Right from the outset, for example, the shot set ups are very clean and interesting and there are some nice camera moves and angles used throughout the film as it progresses. During the pre-credits a young boy delivers an animal to the dying doctor, presumably as one of his hideous experiments which will give the world something it’ll really need... such as "vampire pills", for example. When he rushes off on his bike to fetch Dr. Beecher, the opening credits play out to a beautifully focussed, extended, single take moving shot of the boy riding his bicycle three quarters on to the camera. It works really well.

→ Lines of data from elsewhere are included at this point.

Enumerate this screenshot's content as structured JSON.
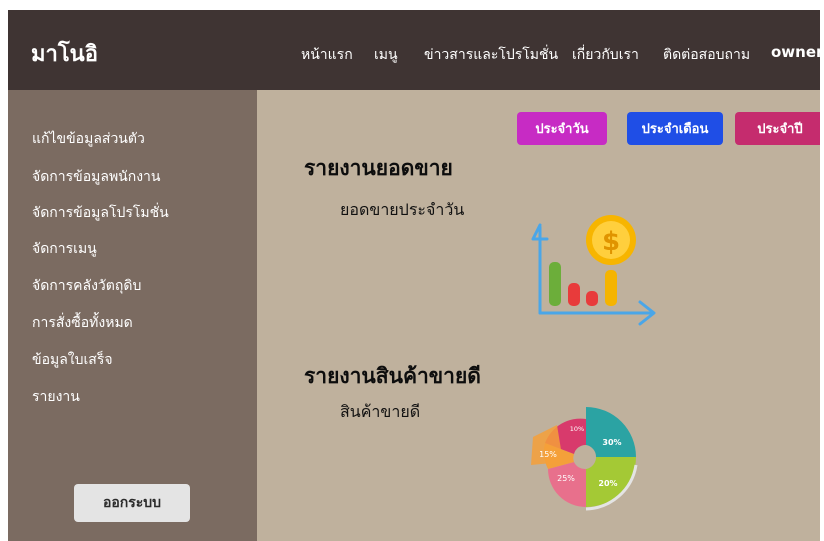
{
  "header": {
    "brand": "มาโนอิ",
    "nav": [
      "หน้าแรก",
      "เมนู",
      "ข่าวสารและโปรโมชั่น",
      "เกี่ยวกับเรา",
      "ติดต่อสอบถาม"
    ],
    "user": "owner"
  },
  "sidebar": {
    "items": [
      "แก้ไขข้อมูลส่วนตัว",
      "จัดการข้อมูลพนักงาน",
      "จัดการข้อมูลโปรโมชั่น",
      "จัดการเมนู",
      "จัดการคลังวัตถุดิบ",
      "การสั่งซื้อทั้งหมด",
      "ข้อมูลใบเสร็จ",
      "รายงาน"
    ],
    "logout": "ออกระบบ"
  },
  "filters": {
    "daily": "ประจำวัน",
    "monthly": "ประจำเดือน",
    "yearly": "ประจำปี"
  },
  "sales_report": {
    "title": "รายงานยอดขาย",
    "subtitle": "ยอดขายประจำวัน"
  },
  "bestseller_report": {
    "title": "รายงานสินค้าขายดี",
    "subtitle": "สินค้าขายดี",
    "slice_labels": [
      "10%",
      "30%",
      "20%",
      "25%",
      "15%"
    ]
  },
  "colors": {
    "topbar": "#3f3433",
    "sidebar": "#7b6b61",
    "main": "#bfb19d",
    "daily": "#c72bc4",
    "monthly": "#1f4ee6",
    "yearly": "#c52c6e"
  },
  "icons": {
    "sales": "bar-chart-coin-icon",
    "bestseller": "pie-donut-chart-icon"
  }
}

That being said, I did find the placement of some of the actors in certain scenes to be a little less inspired but for the most part the performances are a hell of a lot bettter than I’d expected, too. Kenneth Tobey, who’d already played the young, military hero from the original The Thing (aka The Thing From Another World), and who some long in the tooth readers may also remember from an old TV show called Whirlybirds (among many others... was this guy ever out of work?), is likeable and suitably intense in the role of the local, concerned and flirtatious sheriff. It’s John Beal as Dr. Beecher who really deserves the applause though... as his character slowly starts to worry and panic about the fact that he might be the mysterious vampire that’s chomping on everyone’s necks in town. Not to mention emoting his gnawing addiction to the vampire pills he doesn’t want to swallow but knows he must... or become a raving, animalistic creature of terror.

Actually the movie is a bit vague about what happens if you don’t carry on taking the pills, to be honest. The choices seem to be... take the pills and become a raving, blood hungry vampire on a murderous rampage or, don’t take the pills and become a raving, blood hungry, animalistic creature on a murderous rampage. I’m not sure what the obvious choice to these two options would be, to be honest with you, but then again, that’s why I’m not a brainy scientist. Plus, I didn’t invent vampire pills either... I mentioned this movie has vampire pills, right?

Oh yeah, and about that vampire make up. It’s terrible. Less like the normal kind of creature one associates with the “sophisiticated vampire” as portrayed on TV and in film. This is more like a man beast with big old ‘eyebrows of doom’ which make him look like an agitated Lou Ferringo on a bad make-up day. I actually found it quite a shame when the excellent John Beal had to go around like this. He’s almost unrecognisable as the original actor and... well... let’s just say that this is one of those B-movies where the monster make-up tends to let it down quite a bit.

Also... “note to movie makers”. If you’re going to cut to a close up of a dead girl showing the wounds in her neck where she got “vamped up”, be sure you don’t take it so close that you can see her pulse still beating in her throat. Possibly should have just cut to a still photo for this moment, methinks.

Okay, so before I leave you I’ll just point out one more great thing about this movie because, although it is a little laughable in a lot of places, it’s also quite a little gem in some ways.

One of those ways is Gerald Fried’s amazing score. Lots of brooding and then pounding “ostinato of impending death” kind of moments which really works well and takes the edge off of those moments when it maybe gets too unintentionally funny for the audience to be able to suspend disbelief for the required amount of time. It’s not bad as a standalone listen either and if you can get hold of the limited edition double CD put out from Film Score Monthly years ago, which includes this score and three other Fried scores from this era and genre (The Cabinet Of Caligari, I Bury The Living and The Return Of Dracula) then you may be in for a pleasant surprise if you’ve not sampled this composer before. Definintely one of my better blind buys at the time.

And that’s really all I’ve got to say on this one. If you can get past the bad monster make up then this movie is a must have for fans of 50s B-movie sci-fi horror. If that’s not your thing then maybe give this one a wide berth but I suspect a lot of my readers here might be up for this one. The film is on a USA Region 1 Midnite Movies edition disc double billed with The Return Of Dracula (reviewed here) and if these kinds of movies are your thing, then this edition is definitely worth picking up. Right, who’s necks?